Cuda out of memory during evaluation (tried everything)

seanco92 · October 4, 2023, 7:46am

Hi,
I’m facing a cuda OOM error during evaluation only in the prediction phase (model(inputs))
Training loop works fine.
few points:

It happens with and without training loop
The train and evaluation loop are in separate functions (each epoch each function called - does not looks like scope issue)
I am using with torch.no_grad() and model.eval()
train and eval loaders has same data types, same shapes and same batch sizes.
This framework works with lot’s of models.
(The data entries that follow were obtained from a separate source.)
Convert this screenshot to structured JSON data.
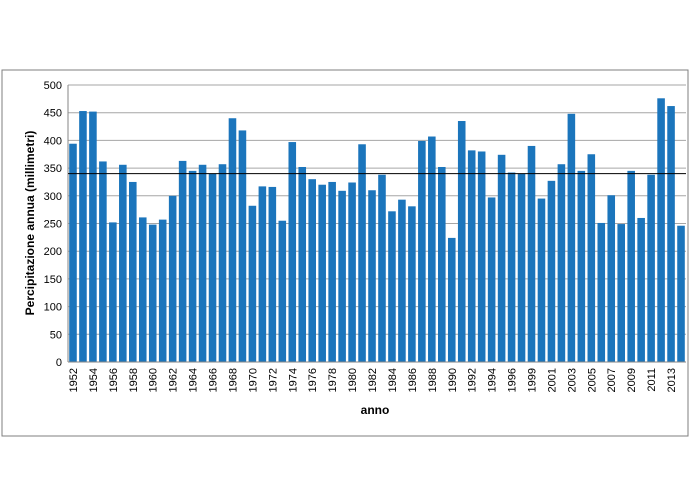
{
  "chart_data": {
    "type": "bar",
    "y_label": "Percipitazione annua (millimetri)",
    "x_label": "anno",
    "categories": [
      "1952",
      null,
      "1954",
      null,
      "1956",
      null,
      "1958",
      null,
      "1960",
      null,
      "1962",
      null,
      "1964",
      null,
      "1966",
      null,
      "1968",
      null,
      "1970",
      null,
      "1972",
      null,
      "1974",
      null,
      "1976",
      null,
      "1978",
      null,
      "1980",
      null,
      "1982",
      null,
      "1984",
      null,
      "1986",
      null,
      "1988",
      null,
      "1990",
      null,
      "1992",
      null,
      "1994",
      null,
      "1996",
      null,
      "1999",
      null,
      "2001",
      null,
      "2003",
      null,
      "2005",
      null,
      "2007",
      null,
      "2009",
      null,
      "2011",
      null,
      "2013",
      null
    ],
    "values": [
      394,
      453,
      452,
      362,
      252,
      356,
      325,
      261,
      248,
      257,
      300,
      363,
      345,
      356,
      340,
      357,
      440,
      418,
      282,
      317,
      316,
      255,
      397,
      352,
      330,
      320,
      325,
      309,
      324,
      393,
      310,
      338,
      272,
      293,
      281,
      399,
      407,
      352,
      224,
      435,
      382,
      380,
      297,
      374,
      342,
      340,
      390,
      295,
      327,
      357,
      448,
      345,
      375,
      251,
      301,
      249,
      345,
      260,
      338,
      476,
      462,
      246
    ],
    "color": "#1b75bc",
    "reference_line": 340,
    "ylim": [
      0,
      500
    ],
    "yticks": [
      0,
      50,
      100,
      150,
      200,
      250,
      300,
      350,
      400,
      450,
      500
    ],
    "grid": true
  }
}
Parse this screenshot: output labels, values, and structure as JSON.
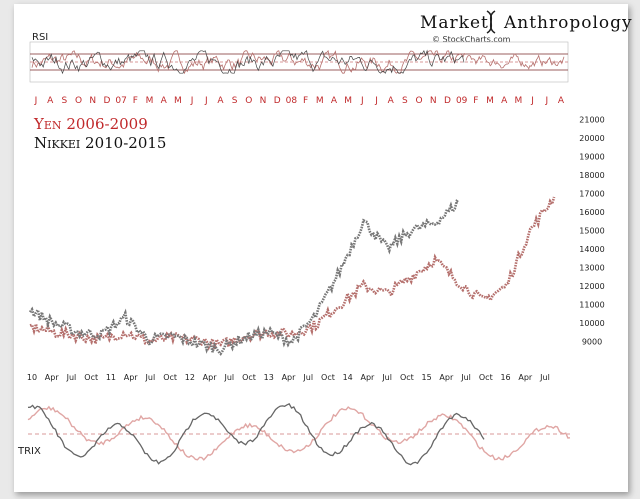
{
  "header": {
    "brand_left": "Market",
    "brand_right": "Anthropology",
    "source": "© StockCharts.com"
  },
  "colors": {
    "yen": "#b5706d",
    "nikkei": "#777777",
    "month_text": "#c0282a",
    "overlap": "#7a1a1a"
  },
  "legend": [
    {
      "label": "Yen 2006-2009",
      "color": "#c0282a"
    },
    {
      "label": "Nikkei 2010-2015",
      "color": "#111111"
    }
  ],
  "chart_data": [
    {
      "type": "line",
      "panel": "rsi",
      "title": "RSI",
      "top_axis_labels": [
        "J",
        "A",
        "S",
        "O",
        "N",
        "D",
        "07",
        "F",
        "M",
        "A",
        "M",
        "J",
        "J",
        "A",
        "S",
        "O",
        "N",
        "D",
        "08",
        "F",
        "M",
        "A",
        "M",
        "J",
        "J",
        "A",
        "S",
        "O",
        "N",
        "D",
        "09",
        "F",
        "M",
        "A",
        "M",
        "J",
        "J",
        "A"
      ],
      "reference_lines": [
        70,
        50,
        30
      ],
      "ylim": [
        0,
        100
      ]
    },
    {
      "type": "line",
      "panel": "price",
      "ylim": [
        8000,
        21500
      ],
      "y_ticks": [
        9000,
        10000,
        11000,
        12000,
        13000,
        14000,
        15000,
        16000,
        17000,
        18000,
        19000,
        20000,
        21000
      ],
      "x_labels": [
        "10",
        "Apr",
        "Jul",
        "Oct",
        "11",
        "Apr",
        "Jul",
        "Oct",
        "12",
        "Apr",
        "Jul",
        "Oct",
        "13",
        "Apr",
        "Jul",
        "Oct",
        "14",
        "Apr",
        "Jul",
        "Oct",
        "15",
        "Apr",
        "Jul",
        "Oct",
        "16",
        "Apr",
        "Jul"
      ],
      "series": [
        {
          "name": "Yen 2006-2009",
          "x": [
            0,
            2,
            4,
            6,
            8,
            10,
            12,
            14,
            16,
            18,
            20,
            22,
            24,
            26,
            28,
            30,
            32,
            34,
            36,
            38,
            40,
            42,
            44
          ],
          "y": [
            9800,
            9500,
            9300,
            9100,
            9500,
            9000,
            9200,
            9100,
            8800,
            9300,
            9500,
            9400,
            9900,
            11000,
            12000,
            11600,
            12500,
            13400,
            12200,
            11200,
            12000,
            15000,
            16800
          ]
        },
        {
          "name": "Nikkei 2010-2015",
          "x": [
            0,
            2,
            4,
            6,
            8,
            10,
            12,
            14,
            16,
            18,
            20,
            22,
            24,
            26,
            28,
            30,
            32,
            34,
            36
          ],
          "y": [
            10700,
            10000,
            9500,
            9400,
            10300,
            9100,
            9300,
            8900,
            8600,
            9200,
            9500,
            9000,
            10400,
            12800,
            15500,
            14000,
            15000,
            15400,
            16500
          ]
        }
      ]
    },
    {
      "type": "line",
      "panel": "trix",
      "title": "TRIX",
      "reference_lines": [
        0
      ]
    }
  ]
}
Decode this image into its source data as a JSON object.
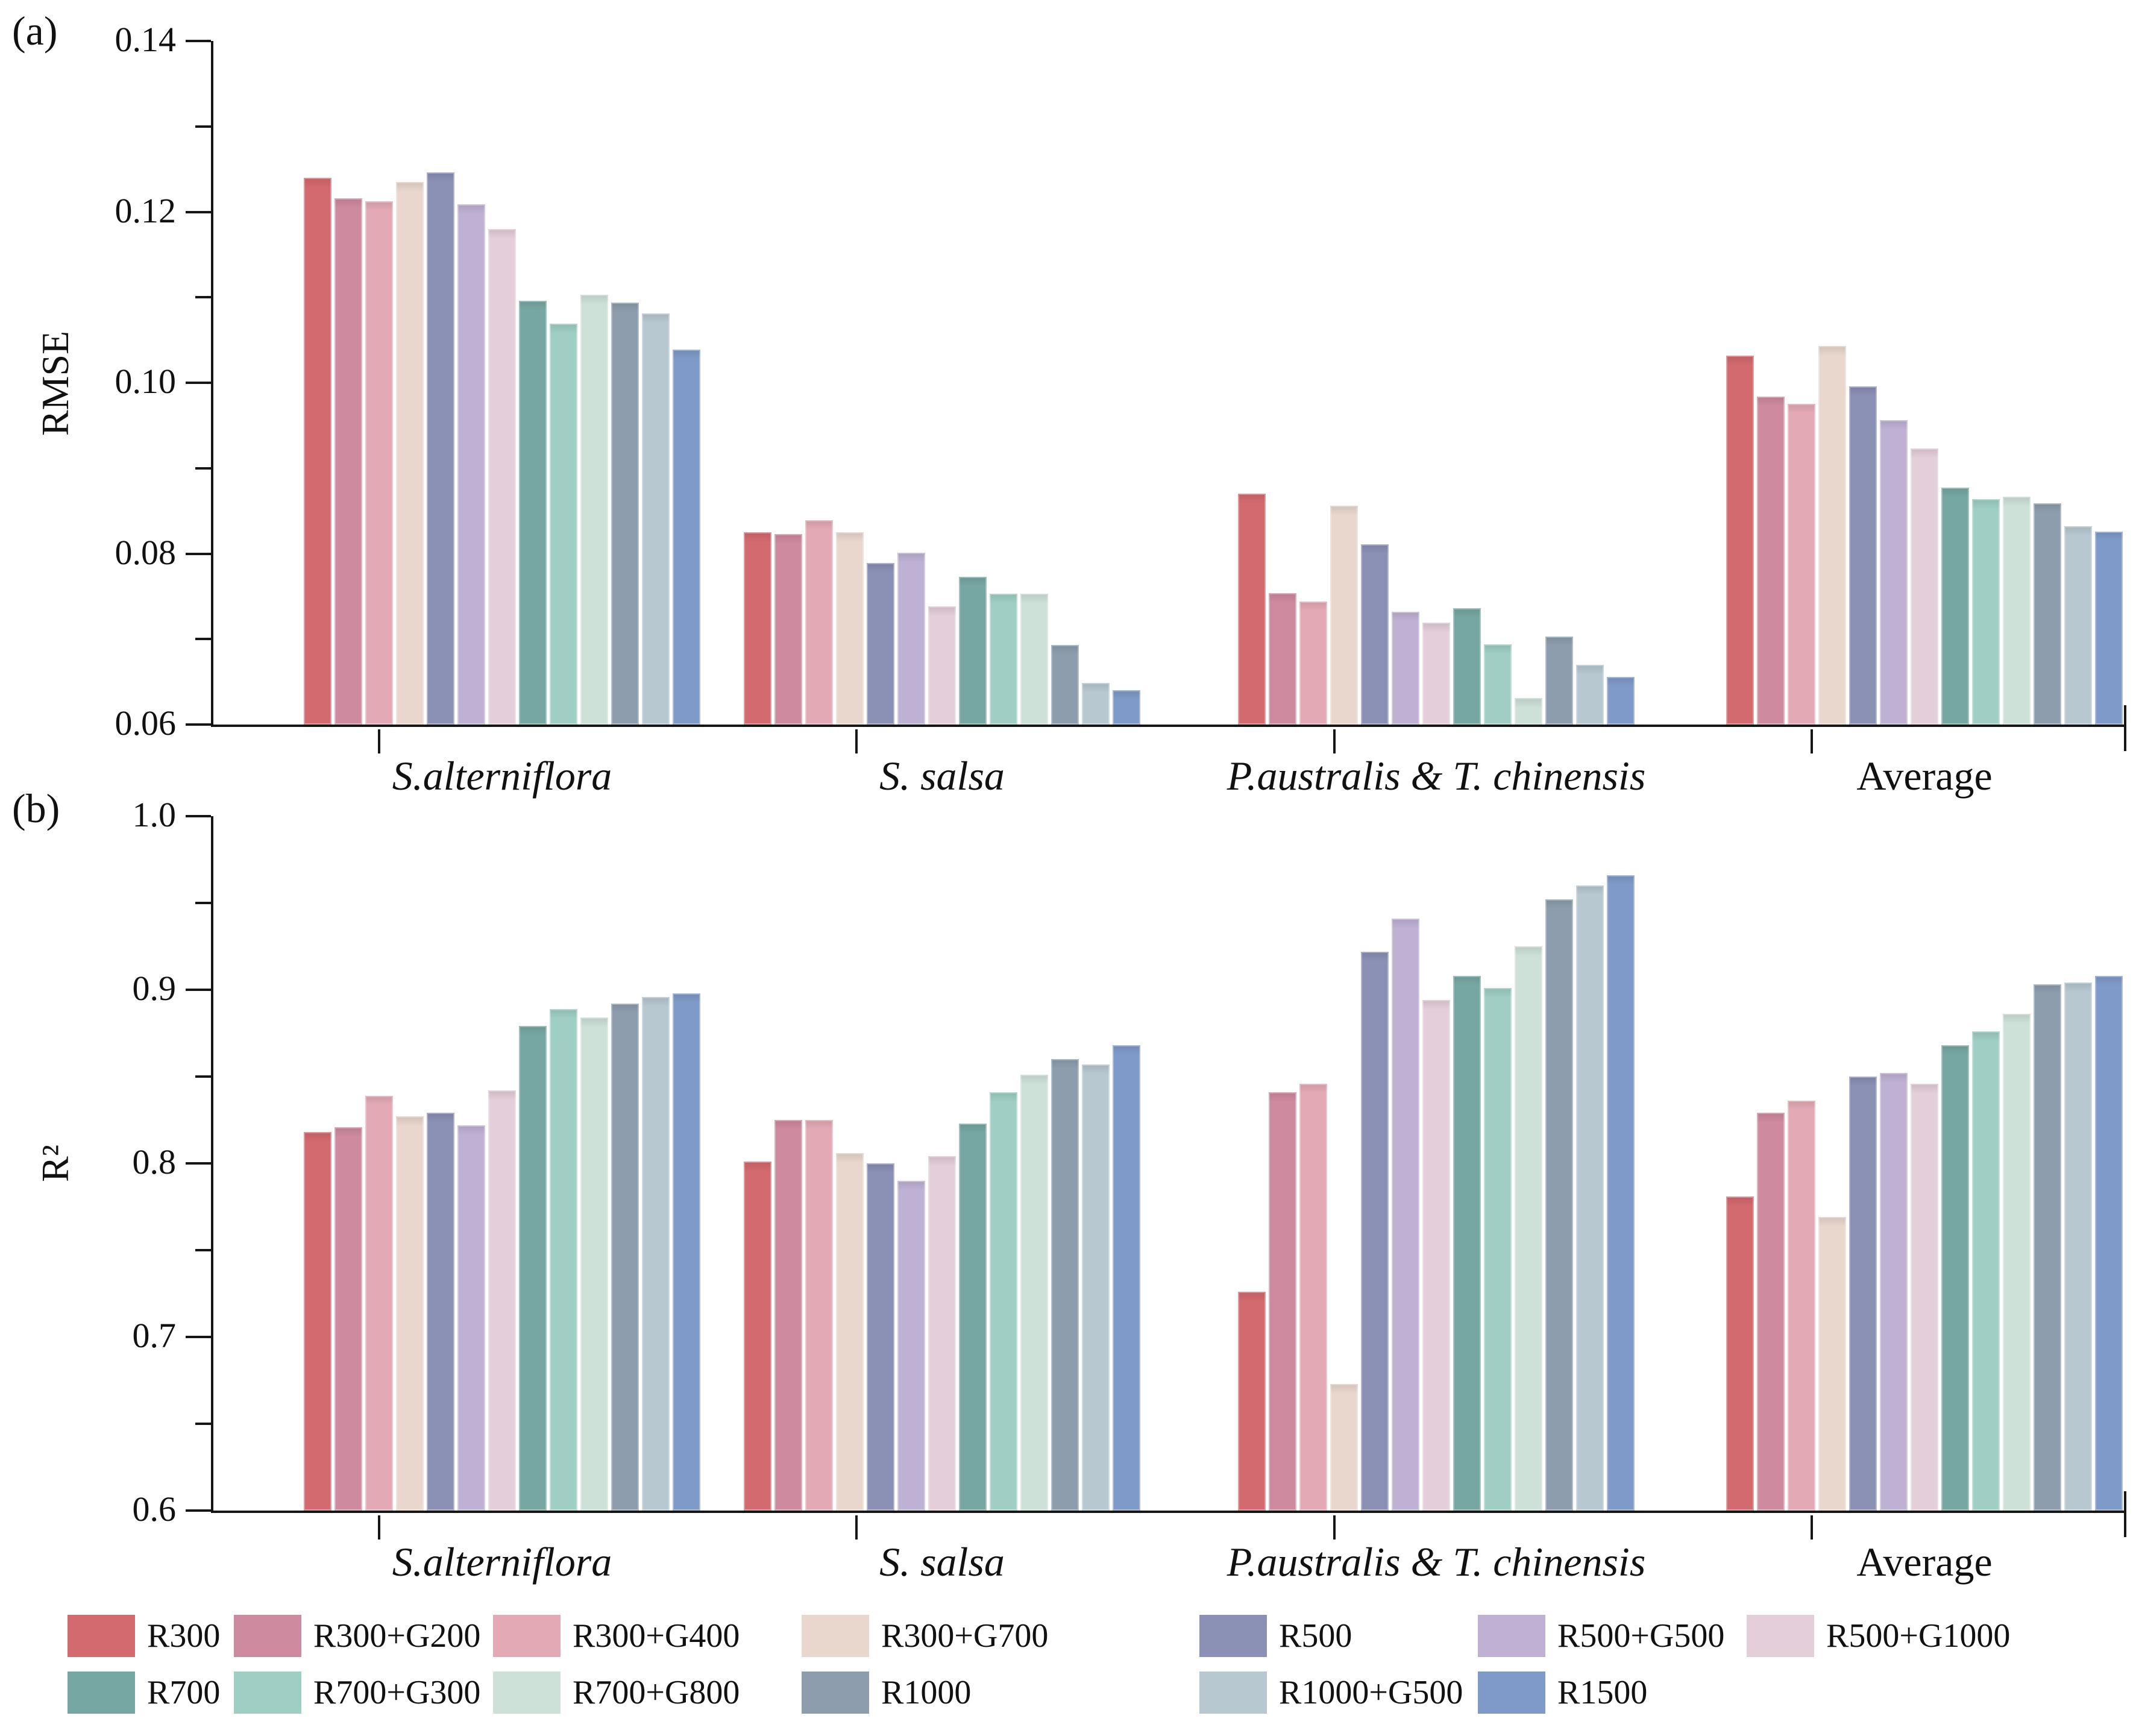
{
  "figure": {
    "panel_a_label": "(a)",
    "panel_b_label": "(b)"
  },
  "chart_data": [
    {
      "type": "bar",
      "panel_label": "(a)",
      "title": "",
      "xlabel": "",
      "ylabel": "RMSE",
      "ylim": [
        0.06,
        0.14
      ],
      "yticks": [
        0.14,
        0.12,
        0.1,
        0.08,
        0.06
      ],
      "ytick_labels": [
        "0.14",
        "0.12",
        "0.10",
        "0.08",
        "0.06"
      ],
      "minor_ticks": [
        0.13,
        0.11,
        0.09,
        0.07
      ],
      "grid": false,
      "legend_position": "bottom",
      "categories": [
        "S.alterniflora",
        "S. salsa",
        "P.australis & T. chinensis",
        "Average"
      ],
      "italic_categories": [
        true,
        true,
        true,
        false
      ],
      "series": [
        {
          "name": "R300",
          "color": "#d26a6f",
          "values": [
            0.124,
            0.0825,
            0.087,
            0.1032
          ]
        },
        {
          "name": "R300+G200",
          "color": "#ce8a9e",
          "values": [
            0.1216,
            0.0823,
            0.0754,
            0.0984
          ]
        },
        {
          "name": "R300+G400",
          "color": "#e3aab5",
          "values": [
            0.1212,
            0.0839,
            0.0744,
            0.0975
          ]
        },
        {
          "name": "R300+G700",
          "color": "#e9d7cd",
          "values": [
            0.1235,
            0.0825,
            0.0856,
            0.1043
          ]
        },
        {
          "name": "R500",
          "color": "#8b90b5",
          "values": [
            0.1246,
            0.0789,
            0.0811,
            0.0996
          ]
        },
        {
          "name": "R500+G500",
          "color": "#bfb1d3",
          "values": [
            0.1209,
            0.0801,
            0.0732,
            0.0956
          ]
        },
        {
          "name": "R500+G1000",
          "color": "#e4ced9",
          "values": [
            0.118,
            0.0738,
            0.0719,
            0.0923
          ]
        },
        {
          "name": "R700",
          "color": "#77a7a2",
          "values": [
            0.1096,
            0.0773,
            0.0736,
            0.0877
          ]
        },
        {
          "name": "R700+G300",
          "color": "#9ecec4",
          "values": [
            0.1069,
            0.0753,
            0.0694,
            0.0864
          ]
        },
        {
          "name": "R700+G800",
          "color": "#cde1d8",
          "values": [
            0.1103,
            0.0753,
            0.0631,
            0.0867
          ]
        },
        {
          "name": "R1000",
          "color": "#8d9dad",
          "values": [
            0.1094,
            0.0693,
            0.0703,
            0.0859
          ]
        },
        {
          "name": "R1000+G500",
          "color": "#b7c8d1",
          "values": [
            0.1081,
            0.0649,
            0.067,
            0.0832
          ]
        },
        {
          "name": "R1500",
          "color": "#7f9ac8",
          "values": [
            0.1039,
            0.064,
            0.0656,
            0.0826
          ]
        }
      ]
    },
    {
      "type": "bar",
      "panel_label": "(b)",
      "title": "",
      "xlabel": "",
      "ylabel": "R²",
      "ylim": [
        0.6,
        1.0
      ],
      "yticks": [
        1.0,
        0.9,
        0.8,
        0.7,
        0.6
      ],
      "ytick_labels": [
        "1.0",
        "0.9",
        "0.8",
        "0.7",
        "0.6"
      ],
      "minor_ticks": [
        0.95,
        0.85,
        0.75,
        0.65
      ],
      "grid": false,
      "legend_position": "bottom",
      "categories": [
        "S.alterniflora",
        "S. salsa",
        "P.australis & T. chinensis",
        "Average"
      ],
      "italic_categories": [
        true,
        true,
        true,
        false
      ],
      "series": [
        {
          "name": "R300",
          "color": "#d26a6f",
          "values": [
            0.818,
            0.801,
            0.726,
            0.781
          ]
        },
        {
          "name": "R300+G200",
          "color": "#ce8a9e",
          "values": [
            0.821,
            0.825,
            0.841,
            0.829
          ]
        },
        {
          "name": "R300+G400",
          "color": "#e3aab5",
          "values": [
            0.839,
            0.825,
            0.846,
            0.836
          ]
        },
        {
          "name": "R300+G700",
          "color": "#e9d7cd",
          "values": [
            0.827,
            0.806,
            0.673,
            0.769
          ]
        },
        {
          "name": "R500",
          "color": "#8b90b5",
          "values": [
            0.829,
            0.8,
            0.922,
            0.85
          ]
        },
        {
          "name": "R500+G500",
          "color": "#bfb1d3",
          "values": [
            0.822,
            0.79,
            0.941,
            0.852
          ]
        },
        {
          "name": "R500+G1000",
          "color": "#e4ced9",
          "values": [
            0.842,
            0.804,
            0.894,
            0.846
          ]
        },
        {
          "name": "R700",
          "color": "#77a7a2",
          "values": [
            0.879,
            0.823,
            0.908,
            0.868
          ]
        },
        {
          "name": "R700+G300",
          "color": "#9ecec4",
          "values": [
            0.889,
            0.841,
            0.901,
            0.876
          ]
        },
        {
          "name": "R700+G800",
          "color": "#cde1d8",
          "values": [
            0.884,
            0.851,
            0.925,
            0.886
          ]
        },
        {
          "name": "R1000",
          "color": "#8d9dad",
          "values": [
            0.892,
            0.86,
            0.952,
            0.903
          ]
        },
        {
          "name": "R1000+G500",
          "color": "#b7c8d1",
          "values": [
            0.896,
            0.857,
            0.96,
            0.904
          ]
        },
        {
          "name": "R1500",
          "color": "#7f9ac8",
          "values": [
            0.898,
            0.868,
            0.966,
            0.908
          ]
        }
      ]
    }
  ],
  "legend": {
    "row_break": 7
  }
}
The problem occur in new model I implemented - so I suspect that the problem is in the model and not in the code around it
The problem occur with and without mixed precision, but if I use torch.cuda.amp.autocast() before evaluation - the problem is solved. (Still I want to know why)
If I use torch.cuda.clear_cash() inside the forward() method - problem is allegedly solved.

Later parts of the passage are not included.